To some extent, with respect to its host system, Anaconda is a monolith as much as SageMath, albeit with larger adoption, better integration, and a better packaging system. Among other things, transitioning to Anaconda would shift the "monolith blame" from SageMath to Anaconda.
https://wiki.gentoo.org/wiki/Project:Prefix brings Gentoo portage package manager to other Linux distributions. Packages are installed in a prefix, rather than in the system paths, allowing users to have different versions of the same library at the same time. Following Gentoo's philosophy, it targets source packages, although it is possible in principle to make it handle binaries.

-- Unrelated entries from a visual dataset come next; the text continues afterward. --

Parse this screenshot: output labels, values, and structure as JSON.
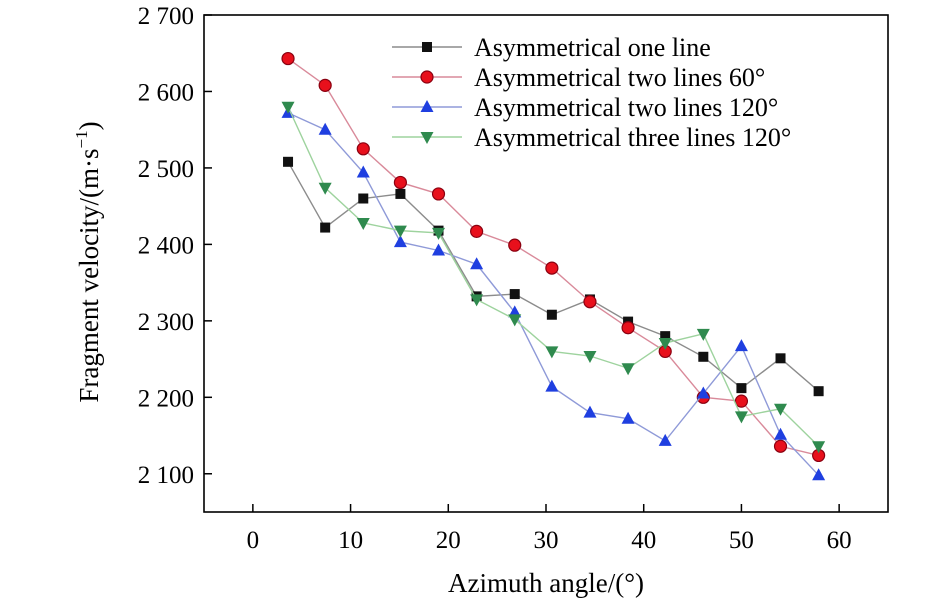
{
  "chart_data": {
    "type": "line",
    "xlabel": "Azimuth angle/(°)",
    "ylabel": "Fragment velocity/(m·s⁻¹)",
    "xlim": [
      -5,
      65
    ],
    "ylim": [
      2050,
      2700
    ],
    "x_ticks": [
      0,
      10,
      20,
      30,
      40,
      50,
      60
    ],
    "x_tick_labels": [
      "0",
      "10",
      "20",
      "30",
      "40",
      "50",
      "60"
    ],
    "y_ticks": [
      2100,
      2200,
      2300,
      2400,
      2500,
      2600,
      2700
    ],
    "y_tick_labels": [
      "2 100",
      "2 200",
      "2 300",
      "2 400",
      "2 500",
      "2 600",
      "2 700"
    ],
    "grid": false,
    "legend_position": "top-right",
    "x": [
      3.6,
      7.4,
      11.3,
      15.1,
      19.0,
      22.9,
      26.8,
      30.6,
      34.5,
      38.4,
      42.2,
      46.1,
      50.0,
      54.0,
      57.9
    ],
    "series": [
      {
        "name": "Asymmetrical one line",
        "marker": "square",
        "color": "#111111",
        "line_color": "#8c8c8c",
        "values": [
          2508,
          2422,
          2460,
          2466,
          2418,
          2332,
          2335,
          2308,
          2328,
          2299,
          2280,
          2253,
          2212,
          2251,
          2208
        ]
      },
      {
        "name": "Asymmetrical two lines 60°",
        "marker": "circle",
        "color": "#e8101c",
        "line_color": "#d98a9a",
        "values": [
          2643,
          2608,
          2525,
          2481,
          2466,
          2417,
          2399,
          2369,
          2325,
          2291,
          2260,
          2200,
          2195,
          2136,
          2124
        ]
      },
      {
        "name": "Asymmetrical two lines 120°",
        "marker": "triangle-up",
        "color": "#1f3fe0",
        "line_color": "#8f9ad8",
        "values": [
          2572,
          2550,
          2494,
          2403,
          2392,
          2374,
          2311,
          2214,
          2180,
          2172,
          2143,
          2205,
          2267,
          2151,
          2098
        ]
      },
      {
        "name": "Asymmetrical three lines 120°",
        "marker": "triangle-down",
        "color": "#2f8a4e",
        "line_color": "#9ed39e",
        "values": [
          2580,
          2474,
          2428,
          2418,
          2415,
          2328,
          2302,
          2260,
          2254,
          2238,
          2271,
          2283,
          2175,
          2185,
          2136
        ]
      }
    ]
  }
}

On the plus side, SageMath being already packaged for gentoo, it is relatively easy to package it for prefix. Indeed, this was already done by Timo Kluck at Days 47. Prefix supports Linux and OS X (although the usual breakages happen on OS X updates).
On the minus side, prefix has no support for Windows. Being very powerful, it may look daunting at first. There are some concerns on stability, maturity and sustainability, and it is almost a one man show (Fabian Groffen).
Guix and Nix are two very similar distribution agnostic functional package managers. Both projects focus on reproducible builds, in particular building/installing a package twice should give the same result byte-for-byte. Like Gentoo prefix, the learning curve can be steep.
Both Guix and Nix can be used as system-level package mangers, or as user-space package managers. In user-space, they install everything starting from the build chain, only taking the kernel from the system.
Like Gentoo prefix, they do isolated builds, allowing the user to have many version of the same library. They also support binaries, but need to be root, or use a user-space chroot such as https://github.com/proot-me/PRoot/blob/master/doc/proot/manual.txt or https://github.com/lethalman/nix-user-chroot.
Differences between Guix and Nix:
- Guix uses a general purpose language (Guile, a Scheme) to describe packages. Nix uses a homebrew DSL.
Some more notes on Nix:
Sage is packaged for Nix and passes its testsuite. Due to lack of a darwin maintainer, it is currently only tested on linux.
Packages can have parameters, so it is conceivable to have a parameter like "use-host" for packages such as python, blas, ... (To do this cleanly, these would probably rely on a tar of the relevant files from the system which then get put into the nix storage) (An example for parameters can be seen here https://github.com/NixOS/nixpkgs/blob/master/pkgs/applications/networking/browsers/firefox/default.nix )
There is no built-in support to swap in host libraries or binaries but it can be done (then of course, you need to recompile all dependants) https://github.com/NixOS/nixpkgs/issues/305
HashDist is an environment management tool whose promise is to "build only once". It uses concepts similar to Guix and Nix, but its focus is on build management, rather than reproducible builds (although it CAN do reproducible builds). A succinct abstract on HashDist's goals can be found here.
HashDist works as a userspace tool, defining software stacks which allow isolated builds (like in prefix, guix, nix). Contrary to guix and nix, it does not insist on building a stack from the build chain up, but obviously one gives up reproducibility by relying on the system build tools. Any other library can be swapped between HashDist built libraries and system ones.
To avoid unneeded recompilations, HashDist computes hashes of the build steps, in a similar way to Guix/Nix.
HashDist has no support for binary packages, but has experimental support to generate Anaconda packages. It works on Linux and OS X, and has some experimental support for Cygwin.
Discussions outside Days 77
Roughly in parallel with Days 77, a great deal of discussion on packaging-related topics took place in sage-devel:
It would be extremely useful to summarize these discussion, but a better place for this would be a separate wiki page.